Néo-trad, scène vivante et nouvelles signatures : qui façonne le visage musical de la région ?
De la Loire au Cantal, des estives d’Auvergne aux cités du Rhône, chaque territoire abrite sa propre pépinière d’artistes. Plusieurs groupes incontournables et voix singulières se distinguent par leur inventivité et leur engagement dans ce renouvellement.

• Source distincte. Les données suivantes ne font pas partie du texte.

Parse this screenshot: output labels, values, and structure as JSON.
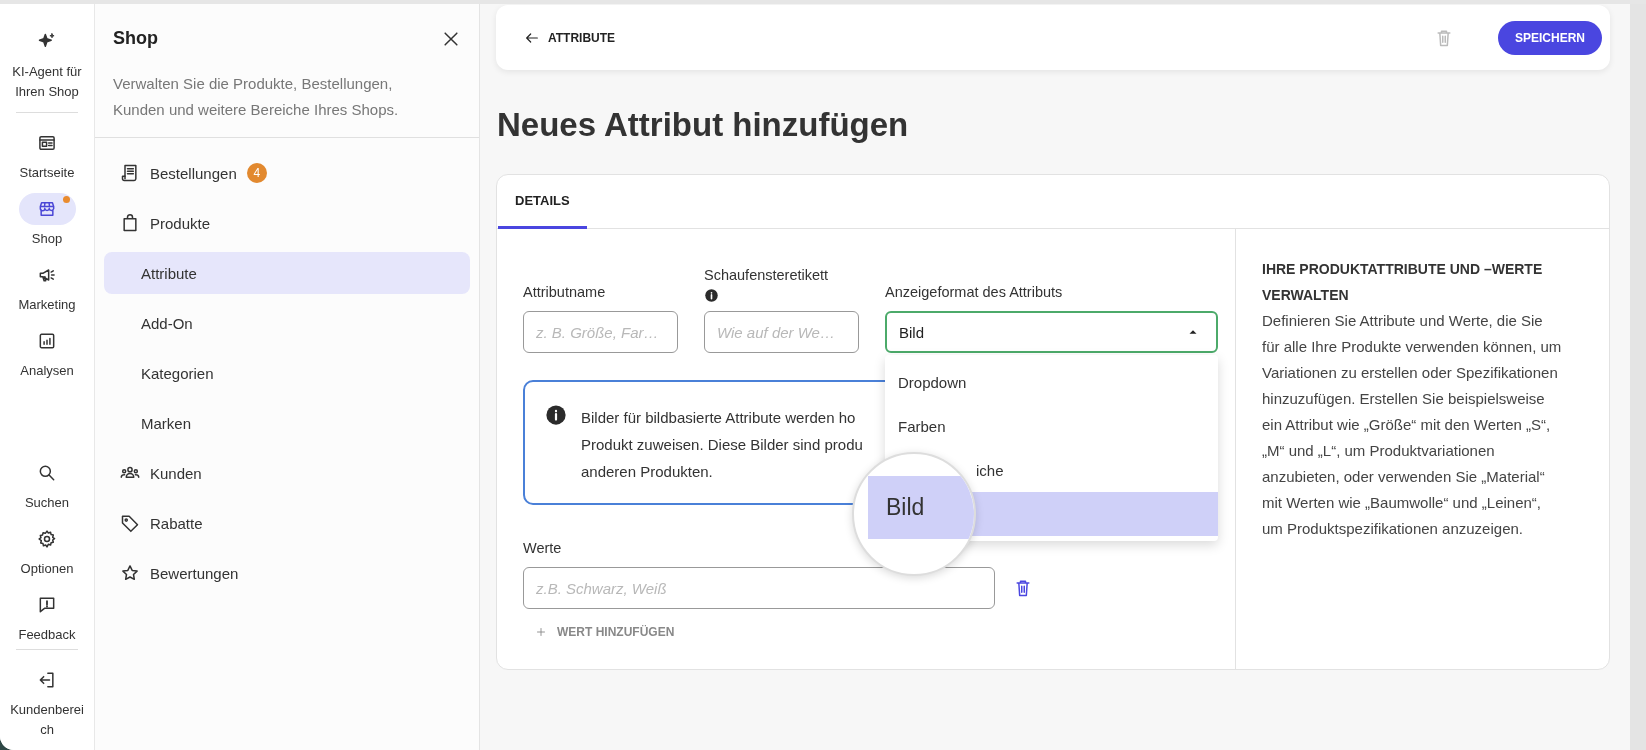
{
  "rail": {
    "header_item": {
      "label": "KI-Agent für Ihren Shop",
      "selected": false,
      "notification": false
    },
    "items": [
      {
        "label": "Startseite",
        "selected": false,
        "notification": false
      },
      {
        "label": "Shop",
        "selected": true,
        "notification": true
      },
      {
        "label": "Marketing",
        "selected": false,
        "notification": false
      },
      {
        "label": "Analysen",
        "selected": false,
        "notification": false
      }
    ],
    "footer_items": [
      {
        "label": "Suchen",
        "selected": false,
        "notification": false
      },
      {
        "label": "Optionen",
        "selected": false,
        "notification": false
      },
      {
        "label": "Feedback",
        "selected": false,
        "notification": false
      }
    ],
    "account_item": {
      "label": "Kundenbereich",
      "selected": false,
      "notification": false
    }
  },
  "sidebar": {
    "title": "Shop",
    "description": "Verwalten Sie die Produkte, Bestellungen, Kunden und weitere Bereiche Ihres Shops.",
    "items": [
      {
        "label": "Bestellungen",
        "selected": false,
        "badge": "4"
      },
      {
        "label": "Produkte",
        "selected": false,
        "children": [
          {
            "label": "Attribute",
            "selected": true
          },
          {
            "label": "Add-On",
            "selected": false
          },
          {
            "label": "Kategorien",
            "selected": false
          },
          {
            "label": "Marken",
            "selected": false
          }
        ]
      },
      {
        "label": "Kunden",
        "selected": false
      },
      {
        "label": "Rabatte",
        "selected": false
      },
      {
        "label": "Bewertungen",
        "selected": false
      }
    ]
  },
  "topbar": {
    "back_link": "ATTRIBUTE",
    "delete_button": {
      "disabled": true
    },
    "save_button": "SPEICHERN"
  },
  "page_title": "Neues Attribut hinzufügen",
  "tabs": [
    {
      "label": "DETAILS",
      "selected": true
    }
  ],
  "form": {
    "fields": [
      {
        "kind": "text",
        "label": "Attributname",
        "placeholder": "z. B. Größe, Far…",
        "info": false
      },
      {
        "kind": "text",
        "label": "Schaufensteretikett",
        "placeholder": "Wie auf der We…",
        "info": true
      },
      {
        "kind": "select",
        "label": "Anzeigeformat des Attributs",
        "value": "Bild",
        "expanded": true,
        "options": [
          {
            "label": "Dropdown",
            "selected": false
          },
          {
            "label": "Farben",
            "selected": false
          },
          {
            "label": "iche",
            "selected": false
          },
          {
            "label": "Bild",
            "selected": true
          }
        ]
      }
    ],
    "info_box": {
      "lines": [
        "Bilder für bildbasierte Attribute werden ho",
        "Produkt zuweisen. Diese Bilder sind produ",
        "anderen Produkten."
      ]
    },
    "values": {
      "label": "Werte",
      "placeholder": "z.B. Schwarz, Weiß"
    },
    "add_button": "WERT HINZUFÜGEN"
  },
  "help": {
    "title": "IHRE PRODUKTATTRIBUTE UND –WERTE VERWALTEN",
    "text": "Definieren Sie Attribute und Werte, die Sie für alle Ihre Produkte verwenden können, um Variationen zu erstellen oder Spezifikationen hinzuzufügen. Erstellen Sie beispielsweise ein Attribut wie „Größe“ mit den Werten „S“, „M“ und „L“, um Produktvariationen anzubieten, oder verwenden Sie „Material“ mit Werten wie „Baumwolle“ und „Leinen“, um Produktspezifikationen anzuzeigen."
  }
}
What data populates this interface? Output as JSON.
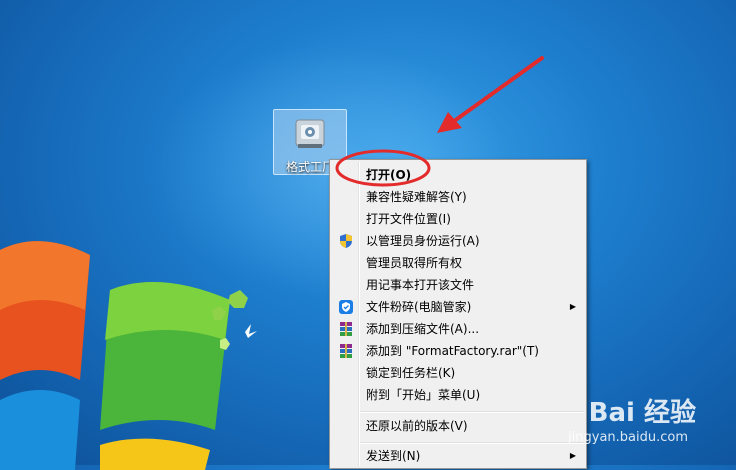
{
  "desktop": {
    "icon_label": "格式工厂",
    "watermark_brand": "Bai 经验",
    "watermark_url": "jingyan.baidu.com"
  },
  "context_menu": {
    "items": [
      {
        "label": "打开(O)",
        "bold": true,
        "icon": ""
      },
      {
        "label": "兼容性疑难解答(Y)",
        "icon": ""
      },
      {
        "label": "打开文件位置(I)",
        "icon": ""
      },
      {
        "label": "以管理员身份运行(A)",
        "icon": "uac-shield-icon"
      },
      {
        "label": "管理员取得所有权",
        "icon": ""
      },
      {
        "label": "用记事本打开该文件",
        "icon": ""
      },
      {
        "label": "文件粉碎(电脑管家)",
        "icon": "tencent-manager-icon",
        "submenu": true
      },
      {
        "label": "添加到压缩文件(A)...",
        "icon": "winrar-icon"
      },
      {
        "label": "添加到 \"FormatFactory.rar\"(T)",
        "icon": "winrar-icon"
      },
      {
        "label": "锁定到任务栏(K)",
        "icon": ""
      },
      {
        "label": "附到「开始」菜单(U)",
        "icon": ""
      },
      {
        "label": "还原以前的版本(V)",
        "icon": ""
      },
      {
        "label": "发送到(N)",
        "icon": "",
        "submenu": true
      }
    ]
  },
  "colors": {
    "annotation_red": "#e32b2b",
    "desktop_blue": "#1e7fcf"
  }
}
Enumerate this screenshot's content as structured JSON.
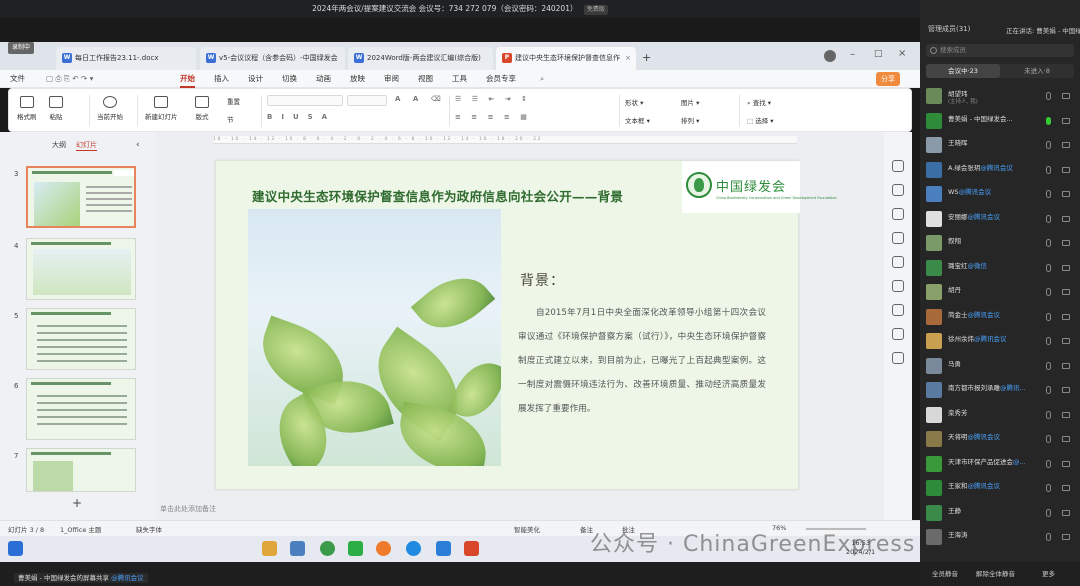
{
  "meeting": {
    "title": "2024年两会议/提案建议交流会  会议号：734 272 079（会议密码：240201）",
    "tag": "免费版",
    "recording_label": "录制中"
  },
  "tabs": [
    {
      "label": "每日工作报告23.11-.docx",
      "icon": "W"
    },
    {
      "label": "v5-会议议程（含参会码）-中国绿发会",
      "icon": "W"
    },
    {
      "label": "2024Word版-两会建议汇编(综合版)",
      "icon": "W"
    },
    {
      "label": "建议中央生态环境保护督查信息作",
      "icon": "P"
    }
  ],
  "menu": {
    "file": "文件",
    "items": [
      "开始",
      "插入",
      "设计",
      "切换",
      "动画",
      "放映",
      "审阅",
      "视图",
      "工具",
      "会员专享"
    ],
    "share": "分享"
  },
  "ribbon": {
    "format_painter": "格式刷",
    "paste": "粘贴",
    "play_from_current": "当前开始",
    "new_slide": "新建幻灯片",
    "layout": "版式",
    "reset": "重置",
    "section": "节",
    "shape": "形状",
    "picture": "图片",
    "textbox": "文本框",
    "arrange": "排列",
    "find": "查找",
    "select": "选择"
  },
  "panel": {
    "outline_tab": "大纲",
    "slides_tab": "幻灯片"
  },
  "thumbnails": [
    {
      "num": "3"
    },
    {
      "num": "4"
    },
    {
      "num": "5"
    },
    {
      "num": "6"
    },
    {
      "num": "7"
    }
  ],
  "slide": {
    "title": "建议中央生态环境保护督查信息作为政府信息向社会公开——背景",
    "logo_text": "中国绿发会",
    "logo_sub": "China Biodiversity Conservation and Green Development Foundation",
    "heading": "背景：",
    "body": "自2015年7月1日中央全面深化改革领导小组第十四次会议审议通过《环境保护督察方案（试行）》，中央生态环境保护督察制度正式建立以来，到目前为止，已曝光了上百起典型案例。这一制度对震慑环境违法行为、改善环境质量、推动经济高质量发展发挥了重要作用。"
  },
  "notes_placeholder": "单击此处添加备注",
  "status": {
    "slide_count": "幻灯片 3 / 8",
    "theme": "1_Office 主题",
    "font_missing": "缺失字体",
    "smart_beautify": "智能美化",
    "notes": "备注",
    "comments": "批注",
    "zoom": "76%"
  },
  "clock": {
    "time": "16:53",
    "date": "2024/2/1"
  },
  "presenter": {
    "name": "曹美娟 - 中国绿发会的屏幕共享",
    "source": "@腾讯会议"
  },
  "watermark": "公众号 · ChinaGreenExpress",
  "sidebar": {
    "members": "管理成员(31)",
    "speaking": "正在讲话: 曹美娟 - 中国绿",
    "search_placeholder": "搜索成员",
    "tab_in": "会议中·23",
    "tab_out": "未进入·8",
    "participants": [
      {
        "name": "胡望玮",
        "sub": "(主持人, 我)",
        "color": "#6a8a5a"
      },
      {
        "name": "曹美娟 - 中国绿发会...",
        "sub": "",
        "color": "#2d8b3a",
        "mic_on": true
      },
      {
        "name": "王晓晖",
        "sub": "",
        "color": "#8a9aa8"
      },
      {
        "name": "A.绿会张玥",
        "suffix": "@腾讯会议",
        "color": "#3a6ea5"
      },
      {
        "name": "WS",
        "suffix": "@腾讯会议",
        "color": "#4a7fc0"
      },
      {
        "name": "安丽娜",
        "suffix": "@腾讯会议",
        "color": "#e0e0e0"
      },
      {
        "name": "叙翔",
        "sub": "",
        "color": "#7a9a6a"
      },
      {
        "name": "璐宝红",
        "suffix": "@微信",
        "color": "#3a8a4a"
      },
      {
        "name": "胡丹",
        "sub": "",
        "color": "#8aa06a"
      },
      {
        "name": "简金士",
        "suffix": "@腾讯会议",
        "color": "#a86a3a"
      },
      {
        "name": "徐州余炜",
        "suffix": "@腾讯会议",
        "color": "#c8a050"
      },
      {
        "name": "马勇",
        "sub": "",
        "color": "#7a8a9a"
      },
      {
        "name": "南方都市报刘承雕",
        "suffix": "@腾讯...",
        "color": "#5a7aa0"
      },
      {
        "name": "栾秀芳",
        "sub": "",
        "color": "#d8d8d8"
      },
      {
        "name": "天将明",
        "suffix": "@腾讯会议",
        "color": "#8a7a4a"
      },
      {
        "name": "天津市环保产品促进会",
        "suffix": "@...",
        "color": "#3a9a3a"
      },
      {
        "name": "王家和",
        "suffix": "@腾讯会议",
        "color": "#2d8b3a"
      },
      {
        "name": "王静",
        "sub": "",
        "color": "#3a8a4a"
      },
      {
        "name": "王海涛",
        "sub": "",
        "color": "#6a6a6a"
      }
    ],
    "foot_all": "全员静音",
    "foot_mute": "解除全体静音",
    "foot_more": "更多"
  }
}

La Nòvia : laboratoire vivant des musiques du Massif central
À la croisée de la tradition et de l’avant-garde, La Nòvia se pose comme l’un des collectifs les plus créatifs d’Auvergne et du Centre France (source : Bandcamp La Nòvia). Formée autour de musiciens comme Yann Gourdon, Jacques Puech, ou Julie Läderach, La Nòvia développe un son hypnotique, ancré dans la modalité propre au Massif central, qu’elle fusionne avec des esthétiques proches de la noise ou de la répétition minimale. Loin de reproduire la musique à l’identique, le collectif refait circuler la matière sonore (bourdon continu, voix a capella, cornemuses revisitées) dans une formule inédite, oscillant entre bal, concert expérimental et performance immersive :
- Le projet Toad (avec Barnabé Mons), dans lequel chants occitans et synthétiseurs dialoguent.
- Les albums du duo Jérémie Sauvage & Frédéric Nogray, où la vielle drone croise les sons électroniques.
- Le groupe Trio Puech/Gourdon/Brun, qui a marqué le renouveau du chant occitan traditionnel à danser.
Super Parquet : le bal au XXIe siècle
Impossible de parler du néo-trad sans évoquer Super Parquet, véritable ovni sonore formé au cœur de l’Auvergne. Ce quartet énergique se résume à une formule : bourrée 2.0. Leur secret ? Des vielles orchestrées avec une batterie qui pulse et des machines hypnotiques, créant une transe où le bal devient presque un set électro. Réunis par le désir de faire danser tous publics, ils respectent la structure du bal populaire tout en poussant les frontières : chaque concert est un voyage sensoriel où la tradition, croisée avec la techno, prend des allures futuristes (source : France Info).
- Leur album éponyme, sorti en 2017, a fait l’effet d’une déflagration sur la scène néo-trad.
- Super Parquet attire aussi bien les passionnés de musiques « du coin » que les clubbers curieux…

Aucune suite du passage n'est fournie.